Smartphones aren't a choice but a necessity today; mobile phones are becoming smarter, but most of them come with dumb batteries. We often find ourselves "running" to find a charger as soon as the smartphone runs out of juice. So, scientists have developed a device that requires people to "run" (or walk or just move!) to charge smartphones and other gadgets. How? Find out!
Low battery anxiety? It may soon be history
Scientists at the US's Vanderbilt University, including Nitin Muralidharan of Indian origin, have built an "ultra-thin device" that can harvest electricity using only human motions like walking and even just waving. It uses battery technology and is made of several black phosphorus layers that are "only a few atoms thick." It generates small electric charges when bent or pressed even at very low frequencies.
We will all become charging depots: Asst. Professor Pint
Cary Pint, Assistant Professor at Vanderbilt University, stated: "In the future, I expect that we will all become charging depots for our personal devices by pulling energy directly from our motions and the environment."
How is this device different from other similar inventions?
The researchers had a different approach to design the device; compared to other similar models/devices, their invention has two main advantages. Firstly, the "atomically thin" material is small enough to be easily impregnated into clothes without affecting the way they look or feel. Secondly, the low-frequency window of movements: it can generate electricity from frequencies less than even 10Hz.
How safe is wearing clothes with impregnated electricity harvesters?
Pint stated: "Batteries usually catch on fire when the positive and negative electrodes are shorted, which ignites the electrolyte. Because our harvester has two identical electrodes, shorting it will do nothing more than inhibit the device from harvesting energy. That isn't a problem here."
Other energy harvesting devices and models
Several research groups across the world are working on developing energy harvesting devices using piezoelectric materials, which can generate electricity from mechanical strain.

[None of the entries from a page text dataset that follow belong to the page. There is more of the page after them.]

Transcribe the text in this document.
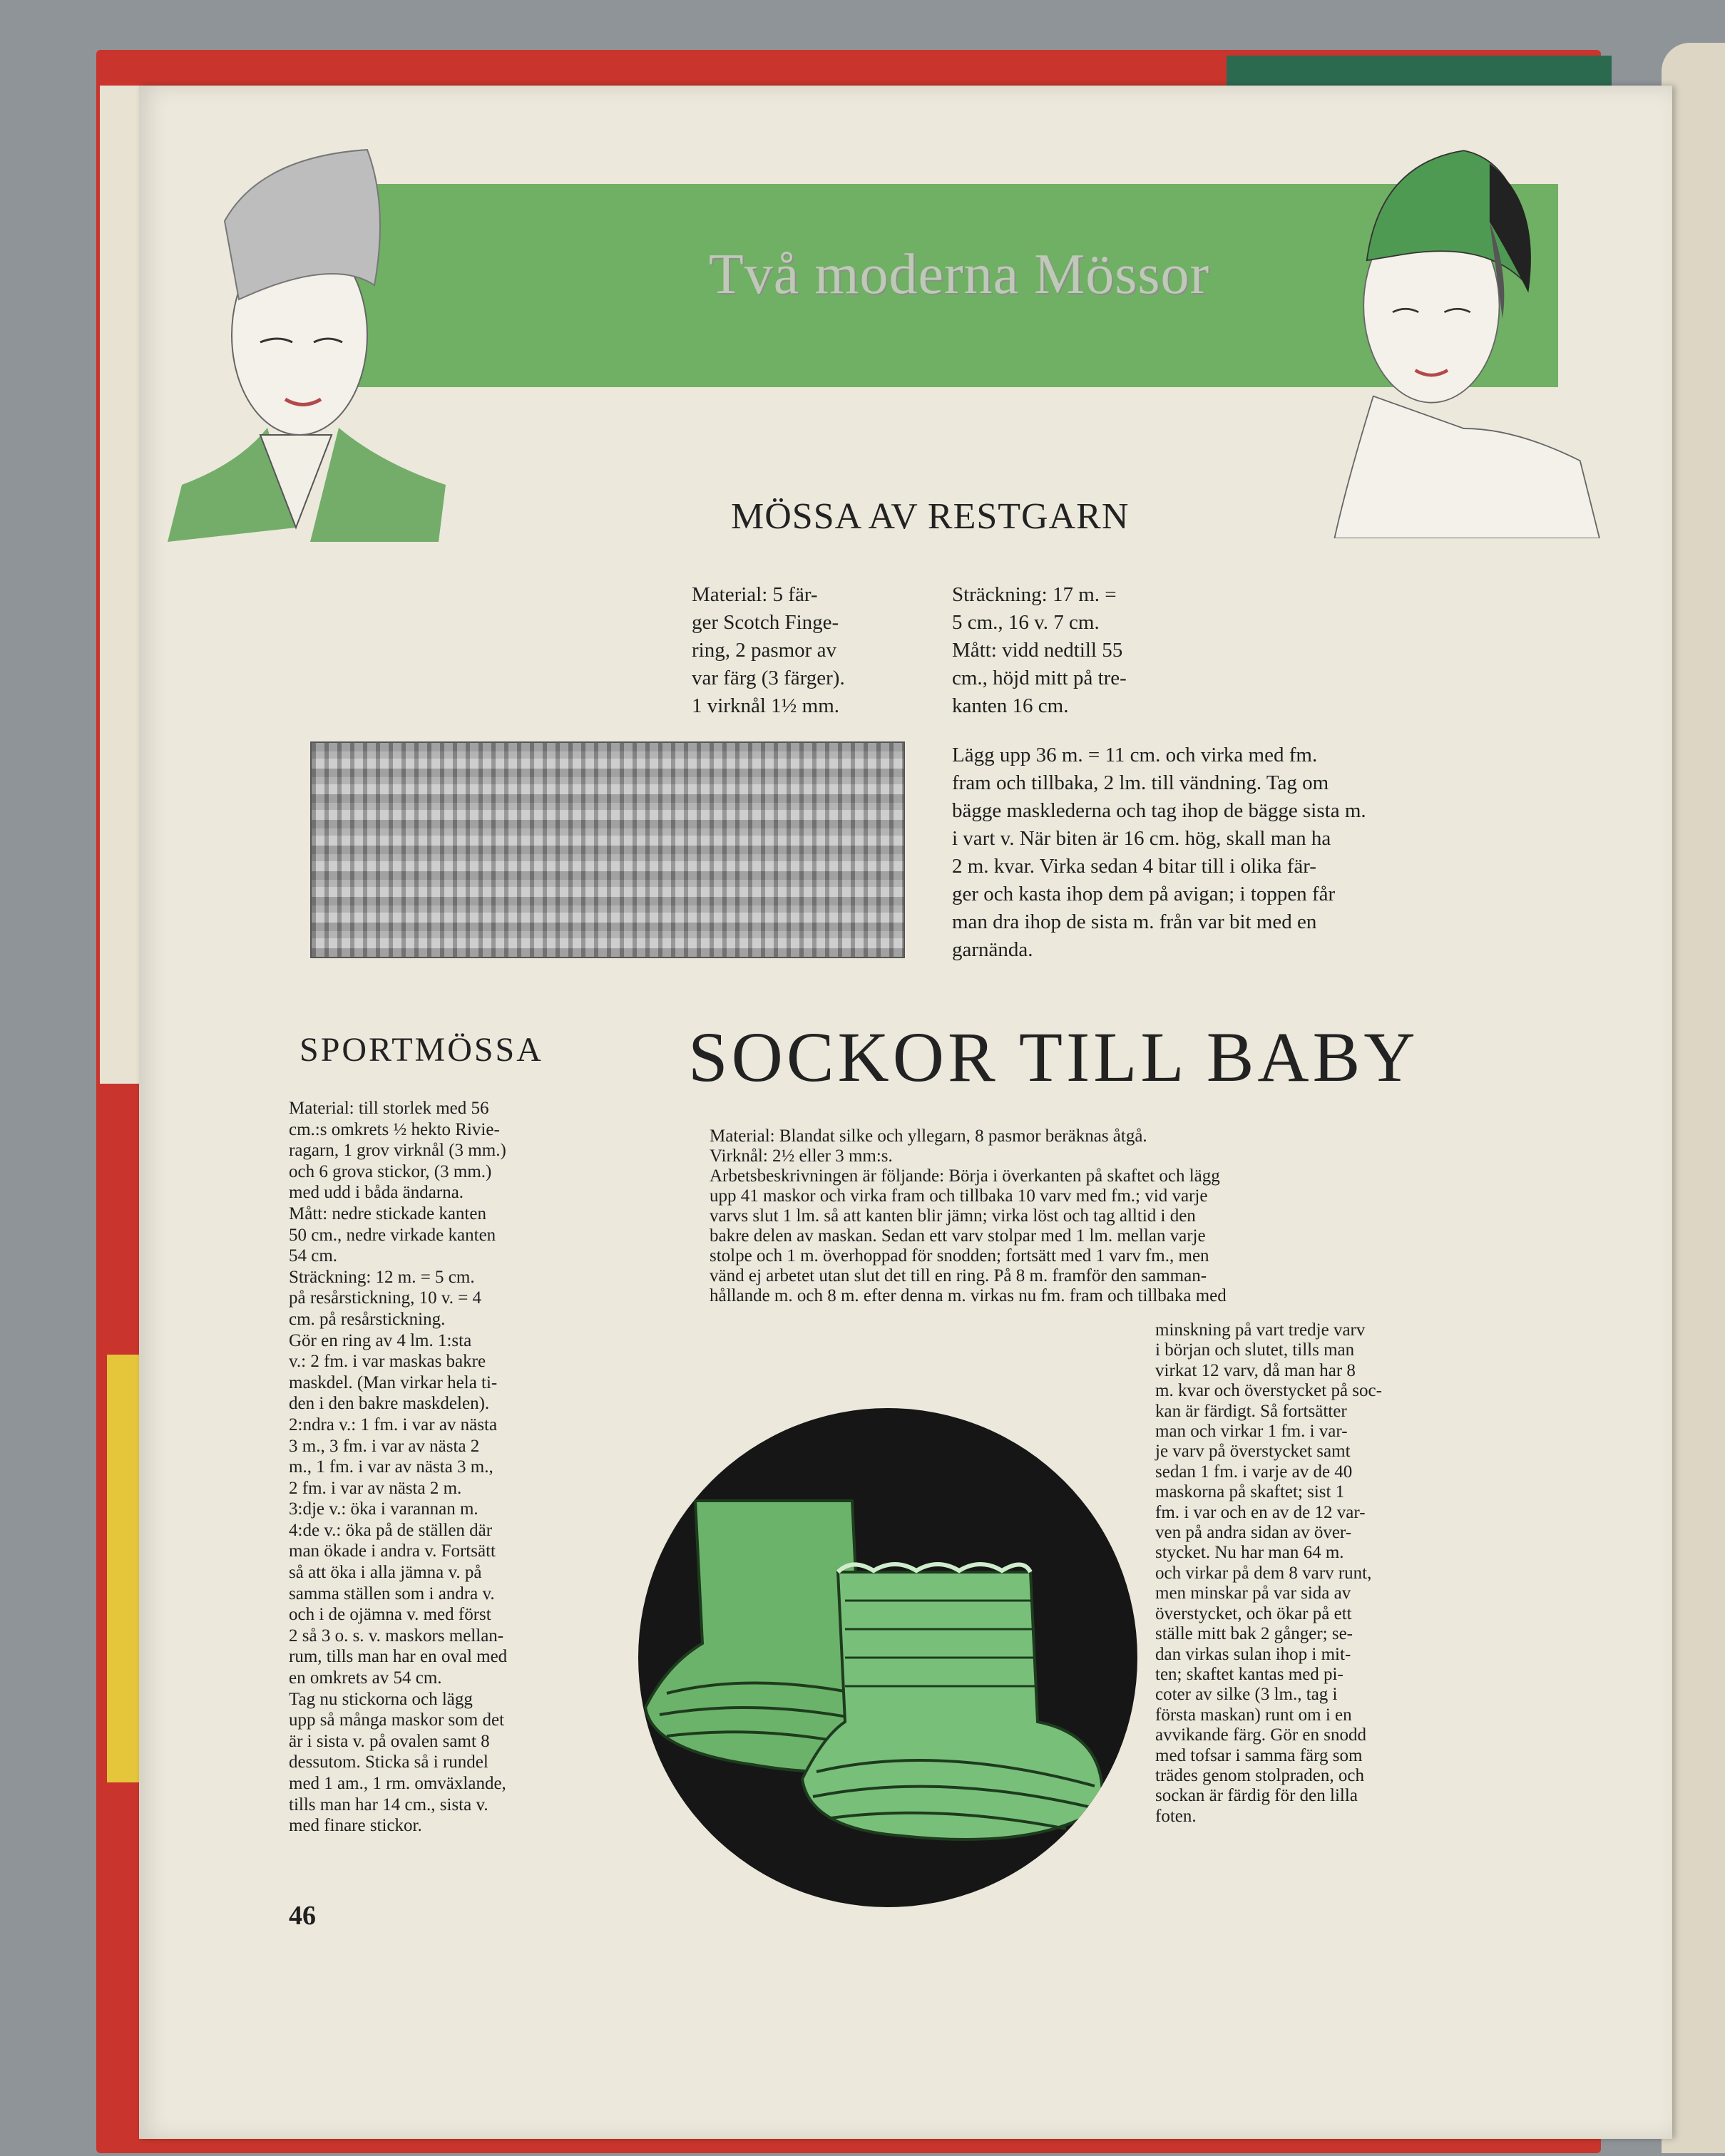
Två moderna Mössor
MÖSSA AV RESTGARN

Material: 5 fär-

ger Scotch Finge-

ring, 2 pasmor av

var färg (3 färger).

1 virknål 1½ mm.

Sträckning: 17 m. =

5 cm., 16 v. 7 cm.

Mått: vidd nedtill 55

cm., höjd mitt på tre-

kanten 16 cm.

Lägg upp 36 m. = 11 cm. och virka med fm.

fram och tillbaka, 2 lm. till vändning. Tag om

bägge masklederna och tag ihop de bägge sista m.

i vart v. När biten är 16 cm. hög, skall man ha

2 m. kvar. Virka sedan 4 bitar till i olika fär-

ger och kasta ihop dem på avigan; i toppen får

man dra ihop de sista m. från var bit med en

garnända.

SPORTMÖSSA
Material: till storlek med 56
cm.:s omkrets ½ hekto Rivie-
ragarn, 1 grov virknål (3 mm.)
och 6 grova stickor, (3 mm.)
med udd i båda ändarna.
Mått: nedre stickade kanten
50 cm., nedre virkade kanten
54 cm.
Sträckning: 12 m. = 5 cm.
på resårstickning, 10 v. = 4
cm. på resårstickning.
Gör en ring av 4 lm. 1:sta
v.: 2 fm. i var maskas bakre
maskdel. (Man virkar hela ti-
den i den bakre maskdelen).
2:ndra v.: 1 fm. i var av nästa
3 m., 3 fm. i var av nästa 2
m., 1 fm. i var av nästa 3 m.,
2 fm. i var av nästa 2 m.
3:dje v.: öka i varannan m.
4:de v.: öka på de ställen där
man ökade i andra v. Fortsätt
så att öka i alla jämna v. på
samma ställen som i andra v.
och i de ojämna v. med först
2 så 3 o. s. v. maskors mellan-
rum, tills man har en oval med
en omkrets av 54 cm.
Tag nu stickorna och lägg
upp så många maskor som det
är i sista v. på ovalen samt 8
dessutom. Sticka så i rundel
med 1 am., 1 rm. omväxlande,
tills man har 14 cm., sista v.
med finare stickor.
SOCKOR TILL BABY
Material: Blandat silke och yllegarn, 8 pasmor beräknas åtgå.
Virknål: 2½ eller 3 mm:s.
Arbetsbeskrivningen är följande: Börja i överkanten på skaftet och lägg
upp 41 maskor och virka fram och tillbaka 10 varv med fm.; vid varje
varvs slut 1 lm. så att kanten blir jämn; virka löst och tag alltid i den
bakre delen av maskan. Sedan ett varv stolpar med 1 lm. mellan varje
stolpe och 1 m. överhoppad för snodden; fortsätt med 1 varv fm., men
vänd ej arbetet utan slut det till en ring. På 8 m. framför den samman-
hållande m. och 8 m. efter denna m. virkas nu fm. fram och tillbaka med
minskning på vart tredje varv
i början och slutet, tills man
virkat 12 varv, då man har 8
m. kvar och överstycket på soc-
kan är färdigt. Så fortsätter
man och virkar 1 fm. i var-
je varv på överstycket samt
sedan 1 fm. i varje av de 40
maskorna på skaftet; sist 1
fm. i var och en av de 12 var-
ven på andra sidan av över-
stycket. Nu har man 64 m.
och virkar på dem 8 varv runt,
men minskar på var sida av
överstycket, och ökar på ett
ställe mitt bak 2 gånger; se-
dan virkas sulan ihop i mit-
ten; skaftet kantas med pi-
coter av silke (3 lm., tag i
första maskan) runt om i en
avvikande färg. Gör en snodd
med tofsar i samma färg som
trädes genom stolpraden, och
sockan är färdig för den lilla
foten.
46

However, such materials work at frequencies over 100Hz; they don't work in case of small human movements. But the Vanderbilt researchers are extracting energy even from low-frequency human motions, which Nitin Muralidharan said, was "extremely challenging".
Electrified clothing?
According to Pint: "One of the more futuristic applications of this technology might be electrified clothing. It could power clothes impregnated with liquid crystal displays that allow wearers to change colors and patterns with a swipe on their smartphone."